History of medicine
Sushruta is reverentially held in Hindu tradition to be a descendant of Dhanvantari, the mythological god of medicine. Sushruta lived 2000 years ago in the ancient city of Varanasi and was a proponent of Ayurveda, one of the oldest medical disciplines. He is the author of Sushrutaa Samhita, one of the most important ancient Indian medical treatises. Sushruta is regarded as the father of surgery. Many techniques in practice today have their roots derived from the practices of ancient Indian scholars like Sushruta. He has classified surgery under various heads and has described various reconstructive procedures for different types of defects. He has devised surgical instruments and described surgical procedures, including anaesthetic studies, some of which are practised even today. The specialities of surgery, orthopaedics, plastic surgery and cosmetology are all covered in his book.
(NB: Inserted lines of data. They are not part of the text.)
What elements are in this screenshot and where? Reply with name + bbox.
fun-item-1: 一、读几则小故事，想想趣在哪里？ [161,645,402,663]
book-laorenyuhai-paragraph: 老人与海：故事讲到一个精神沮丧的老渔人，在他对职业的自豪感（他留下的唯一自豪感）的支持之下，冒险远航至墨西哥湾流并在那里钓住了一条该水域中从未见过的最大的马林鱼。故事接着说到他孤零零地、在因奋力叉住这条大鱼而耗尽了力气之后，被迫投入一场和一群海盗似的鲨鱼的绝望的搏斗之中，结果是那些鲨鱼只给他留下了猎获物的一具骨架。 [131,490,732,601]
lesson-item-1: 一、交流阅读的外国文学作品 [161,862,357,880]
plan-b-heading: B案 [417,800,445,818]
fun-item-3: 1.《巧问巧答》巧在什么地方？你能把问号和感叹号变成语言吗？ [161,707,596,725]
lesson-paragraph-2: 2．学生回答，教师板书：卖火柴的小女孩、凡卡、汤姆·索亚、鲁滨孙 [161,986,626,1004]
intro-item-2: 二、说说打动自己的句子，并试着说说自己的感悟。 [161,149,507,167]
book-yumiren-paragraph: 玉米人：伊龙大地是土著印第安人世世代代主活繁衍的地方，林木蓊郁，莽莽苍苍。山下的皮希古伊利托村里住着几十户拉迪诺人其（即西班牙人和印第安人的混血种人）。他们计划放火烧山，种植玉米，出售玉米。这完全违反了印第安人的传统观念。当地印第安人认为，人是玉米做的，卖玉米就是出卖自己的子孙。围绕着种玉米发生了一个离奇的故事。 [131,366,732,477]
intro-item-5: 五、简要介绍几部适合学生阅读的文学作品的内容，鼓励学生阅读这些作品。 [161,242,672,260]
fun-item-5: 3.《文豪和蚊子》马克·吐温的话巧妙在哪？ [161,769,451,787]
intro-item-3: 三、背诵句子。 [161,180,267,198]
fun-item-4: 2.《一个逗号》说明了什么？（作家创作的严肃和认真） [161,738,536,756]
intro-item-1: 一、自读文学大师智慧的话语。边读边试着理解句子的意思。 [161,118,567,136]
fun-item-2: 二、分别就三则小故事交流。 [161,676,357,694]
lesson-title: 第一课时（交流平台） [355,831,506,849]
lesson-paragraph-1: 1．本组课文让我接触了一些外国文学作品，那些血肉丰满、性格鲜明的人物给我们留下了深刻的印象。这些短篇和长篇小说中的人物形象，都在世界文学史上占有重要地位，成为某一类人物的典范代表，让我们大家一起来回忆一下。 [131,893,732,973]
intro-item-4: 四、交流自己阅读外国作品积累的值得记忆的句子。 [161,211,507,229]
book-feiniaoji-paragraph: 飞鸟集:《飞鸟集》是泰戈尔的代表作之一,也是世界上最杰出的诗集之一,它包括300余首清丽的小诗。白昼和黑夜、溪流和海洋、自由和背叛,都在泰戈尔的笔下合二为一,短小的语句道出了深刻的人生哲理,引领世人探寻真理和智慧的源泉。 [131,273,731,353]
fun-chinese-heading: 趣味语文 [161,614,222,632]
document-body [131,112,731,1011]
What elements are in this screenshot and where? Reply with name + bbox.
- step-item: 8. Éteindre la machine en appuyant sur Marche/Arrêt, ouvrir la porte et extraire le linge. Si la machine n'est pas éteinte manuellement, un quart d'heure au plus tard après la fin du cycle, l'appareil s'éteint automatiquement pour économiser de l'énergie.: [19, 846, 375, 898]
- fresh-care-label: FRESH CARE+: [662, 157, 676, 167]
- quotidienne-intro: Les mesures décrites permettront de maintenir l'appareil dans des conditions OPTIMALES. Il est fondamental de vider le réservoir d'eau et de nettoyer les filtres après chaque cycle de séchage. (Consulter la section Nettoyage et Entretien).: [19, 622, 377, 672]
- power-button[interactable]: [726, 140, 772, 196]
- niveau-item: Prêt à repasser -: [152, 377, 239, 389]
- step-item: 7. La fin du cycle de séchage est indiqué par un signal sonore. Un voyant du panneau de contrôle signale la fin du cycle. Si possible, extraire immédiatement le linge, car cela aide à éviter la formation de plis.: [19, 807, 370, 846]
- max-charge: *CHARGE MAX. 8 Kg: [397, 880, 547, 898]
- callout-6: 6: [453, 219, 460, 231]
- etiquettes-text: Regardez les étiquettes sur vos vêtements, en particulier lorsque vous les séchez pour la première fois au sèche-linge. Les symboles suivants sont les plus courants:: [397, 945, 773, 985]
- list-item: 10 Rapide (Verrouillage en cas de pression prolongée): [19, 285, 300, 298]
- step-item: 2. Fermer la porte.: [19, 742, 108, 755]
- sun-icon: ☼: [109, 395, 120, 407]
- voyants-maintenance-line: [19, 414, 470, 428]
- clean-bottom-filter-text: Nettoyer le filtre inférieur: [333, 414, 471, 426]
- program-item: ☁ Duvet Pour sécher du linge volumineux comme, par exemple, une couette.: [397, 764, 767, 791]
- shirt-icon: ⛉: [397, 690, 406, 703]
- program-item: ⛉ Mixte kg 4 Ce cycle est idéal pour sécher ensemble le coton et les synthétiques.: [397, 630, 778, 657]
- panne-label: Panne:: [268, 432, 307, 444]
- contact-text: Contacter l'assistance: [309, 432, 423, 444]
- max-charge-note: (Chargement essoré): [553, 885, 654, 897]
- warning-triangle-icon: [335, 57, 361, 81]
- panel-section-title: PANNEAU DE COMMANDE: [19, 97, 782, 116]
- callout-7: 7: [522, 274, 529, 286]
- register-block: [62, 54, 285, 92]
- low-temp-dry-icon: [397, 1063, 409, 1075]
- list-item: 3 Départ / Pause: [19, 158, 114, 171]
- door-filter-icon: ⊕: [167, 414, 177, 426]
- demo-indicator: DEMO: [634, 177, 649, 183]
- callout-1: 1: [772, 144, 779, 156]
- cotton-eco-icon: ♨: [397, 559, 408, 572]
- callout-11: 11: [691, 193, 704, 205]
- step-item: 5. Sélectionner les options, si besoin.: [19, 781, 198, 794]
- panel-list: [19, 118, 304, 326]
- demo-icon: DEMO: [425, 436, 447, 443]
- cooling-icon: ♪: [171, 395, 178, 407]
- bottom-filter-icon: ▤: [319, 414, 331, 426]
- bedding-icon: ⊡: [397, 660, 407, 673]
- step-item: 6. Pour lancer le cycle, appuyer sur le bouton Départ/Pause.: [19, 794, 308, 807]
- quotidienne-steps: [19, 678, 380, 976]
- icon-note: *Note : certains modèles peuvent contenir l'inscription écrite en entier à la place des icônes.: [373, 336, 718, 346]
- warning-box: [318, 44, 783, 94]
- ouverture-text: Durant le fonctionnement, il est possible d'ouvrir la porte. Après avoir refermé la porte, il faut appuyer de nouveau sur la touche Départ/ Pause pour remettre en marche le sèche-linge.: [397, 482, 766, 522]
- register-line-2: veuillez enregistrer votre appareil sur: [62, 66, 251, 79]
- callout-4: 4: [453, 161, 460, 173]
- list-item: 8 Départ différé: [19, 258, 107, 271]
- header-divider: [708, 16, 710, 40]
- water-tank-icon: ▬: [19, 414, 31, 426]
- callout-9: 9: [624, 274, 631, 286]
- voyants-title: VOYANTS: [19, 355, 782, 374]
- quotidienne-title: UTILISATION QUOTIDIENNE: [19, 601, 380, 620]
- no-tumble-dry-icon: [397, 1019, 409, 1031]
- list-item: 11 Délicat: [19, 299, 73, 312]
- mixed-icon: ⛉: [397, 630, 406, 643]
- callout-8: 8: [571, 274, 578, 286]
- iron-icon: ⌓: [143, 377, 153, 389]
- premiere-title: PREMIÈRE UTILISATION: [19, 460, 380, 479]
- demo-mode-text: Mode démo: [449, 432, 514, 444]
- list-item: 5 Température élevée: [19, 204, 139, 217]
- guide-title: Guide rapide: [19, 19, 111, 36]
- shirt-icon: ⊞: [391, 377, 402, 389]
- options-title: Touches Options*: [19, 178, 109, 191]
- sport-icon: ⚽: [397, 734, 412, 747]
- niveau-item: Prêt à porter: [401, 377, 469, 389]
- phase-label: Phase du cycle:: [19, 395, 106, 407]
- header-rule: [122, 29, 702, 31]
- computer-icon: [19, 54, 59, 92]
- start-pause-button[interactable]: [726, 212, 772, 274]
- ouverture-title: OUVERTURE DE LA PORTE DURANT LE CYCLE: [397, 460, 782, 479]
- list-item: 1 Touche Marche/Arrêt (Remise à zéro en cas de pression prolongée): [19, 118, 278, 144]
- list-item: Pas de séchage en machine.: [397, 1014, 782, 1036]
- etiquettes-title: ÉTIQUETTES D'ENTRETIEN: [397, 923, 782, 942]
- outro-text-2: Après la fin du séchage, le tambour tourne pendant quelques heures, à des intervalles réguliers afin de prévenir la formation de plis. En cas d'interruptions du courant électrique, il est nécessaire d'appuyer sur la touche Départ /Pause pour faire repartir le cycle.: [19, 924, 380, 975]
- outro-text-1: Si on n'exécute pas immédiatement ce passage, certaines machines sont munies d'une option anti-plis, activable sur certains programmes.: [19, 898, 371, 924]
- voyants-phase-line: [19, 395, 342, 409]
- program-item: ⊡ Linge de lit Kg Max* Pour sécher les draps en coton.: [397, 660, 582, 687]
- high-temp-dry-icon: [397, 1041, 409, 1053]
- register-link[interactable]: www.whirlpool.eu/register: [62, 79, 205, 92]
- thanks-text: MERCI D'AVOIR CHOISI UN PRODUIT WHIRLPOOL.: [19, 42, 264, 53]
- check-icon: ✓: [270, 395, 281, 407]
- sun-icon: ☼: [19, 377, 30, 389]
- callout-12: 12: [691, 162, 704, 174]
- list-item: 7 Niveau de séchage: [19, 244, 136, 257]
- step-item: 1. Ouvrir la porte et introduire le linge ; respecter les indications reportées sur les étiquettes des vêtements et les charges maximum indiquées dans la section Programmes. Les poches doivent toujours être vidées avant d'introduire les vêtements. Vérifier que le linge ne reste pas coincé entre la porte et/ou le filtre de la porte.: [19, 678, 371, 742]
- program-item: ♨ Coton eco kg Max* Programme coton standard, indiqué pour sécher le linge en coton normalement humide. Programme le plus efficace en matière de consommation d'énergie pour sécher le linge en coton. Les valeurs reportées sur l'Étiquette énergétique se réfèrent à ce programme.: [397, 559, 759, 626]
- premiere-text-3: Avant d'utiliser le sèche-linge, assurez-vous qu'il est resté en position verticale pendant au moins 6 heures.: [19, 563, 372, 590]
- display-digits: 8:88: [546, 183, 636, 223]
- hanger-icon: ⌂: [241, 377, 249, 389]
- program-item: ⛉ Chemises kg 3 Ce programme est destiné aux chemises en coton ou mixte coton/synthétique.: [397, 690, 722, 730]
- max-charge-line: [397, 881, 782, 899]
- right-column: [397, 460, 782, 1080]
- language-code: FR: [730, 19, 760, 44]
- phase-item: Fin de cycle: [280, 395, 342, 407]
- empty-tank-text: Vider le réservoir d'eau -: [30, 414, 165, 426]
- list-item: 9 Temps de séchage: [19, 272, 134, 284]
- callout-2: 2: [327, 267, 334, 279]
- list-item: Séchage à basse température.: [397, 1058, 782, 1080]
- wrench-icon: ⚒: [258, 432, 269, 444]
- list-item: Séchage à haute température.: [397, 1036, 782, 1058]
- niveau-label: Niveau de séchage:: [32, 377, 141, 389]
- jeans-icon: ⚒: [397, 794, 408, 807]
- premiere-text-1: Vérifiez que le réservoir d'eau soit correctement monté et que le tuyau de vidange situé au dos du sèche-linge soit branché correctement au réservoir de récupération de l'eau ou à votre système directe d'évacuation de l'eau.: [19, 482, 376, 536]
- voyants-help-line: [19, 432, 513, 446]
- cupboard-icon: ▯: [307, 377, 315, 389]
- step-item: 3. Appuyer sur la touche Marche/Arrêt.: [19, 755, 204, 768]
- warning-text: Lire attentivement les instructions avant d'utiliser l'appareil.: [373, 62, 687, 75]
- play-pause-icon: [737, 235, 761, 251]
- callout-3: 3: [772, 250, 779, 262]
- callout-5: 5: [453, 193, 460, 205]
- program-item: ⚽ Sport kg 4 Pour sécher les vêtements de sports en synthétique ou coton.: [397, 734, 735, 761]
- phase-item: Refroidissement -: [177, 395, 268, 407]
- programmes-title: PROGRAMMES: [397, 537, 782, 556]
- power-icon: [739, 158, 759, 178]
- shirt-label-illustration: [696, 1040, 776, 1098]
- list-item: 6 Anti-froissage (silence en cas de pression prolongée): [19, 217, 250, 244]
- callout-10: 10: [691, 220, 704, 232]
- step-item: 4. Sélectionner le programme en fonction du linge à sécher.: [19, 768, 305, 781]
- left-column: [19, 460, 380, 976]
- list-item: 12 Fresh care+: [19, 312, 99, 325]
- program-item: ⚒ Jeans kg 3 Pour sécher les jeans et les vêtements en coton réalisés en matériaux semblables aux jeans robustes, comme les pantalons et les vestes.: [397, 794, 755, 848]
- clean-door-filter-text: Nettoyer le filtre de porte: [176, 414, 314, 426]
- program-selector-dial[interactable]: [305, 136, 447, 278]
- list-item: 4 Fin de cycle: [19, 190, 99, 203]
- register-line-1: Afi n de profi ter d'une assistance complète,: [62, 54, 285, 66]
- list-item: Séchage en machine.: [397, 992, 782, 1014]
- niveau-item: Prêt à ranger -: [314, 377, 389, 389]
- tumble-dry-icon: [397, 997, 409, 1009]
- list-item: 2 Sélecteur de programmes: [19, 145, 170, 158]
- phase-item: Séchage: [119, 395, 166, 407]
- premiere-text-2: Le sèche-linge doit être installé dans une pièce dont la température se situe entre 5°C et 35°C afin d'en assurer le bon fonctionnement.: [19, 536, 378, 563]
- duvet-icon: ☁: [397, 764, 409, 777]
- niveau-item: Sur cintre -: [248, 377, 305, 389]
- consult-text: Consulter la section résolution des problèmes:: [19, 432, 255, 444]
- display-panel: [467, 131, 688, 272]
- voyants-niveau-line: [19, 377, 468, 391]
Cholera was a major global scourge in the 19th century, with frequent large-scale epidemics in European cities primarily originating in the Indian subcontinent. John Snow, a British physician, was the personal anaesthetist to Queen Victoria and a founding member of the London Epidemiological Society. John Snow conducted pioneering investigations on the cholera epidemic primarily in the Soho area adjacent to Broad Street, Soho, London between August to September 1854. He investigated the water supply systems in London homes and concluded that the infection rate among people drawing contaminated water far exceeded the rates among those whose water intake was from another section of the river, which was uncontaminated. Snow concluded that access to uncontaminated water prevented them from cholera infection, while users of the Broad Street pump became infected. He persuaded the doubtful civic authorities to remove the handle from the Broad Street pump, and the epidemic disappeared within a few days. This demonstration reinforced the goals of the sanitation movement, which developed sewage drainage systems and water purification systems in cities and towns in the following decades, thereby vastly reducing the threats of cholera, typhoid and many other waterborne diseases. Today, John Snow is considered a founding father of modern epidemiology for his pioneering work.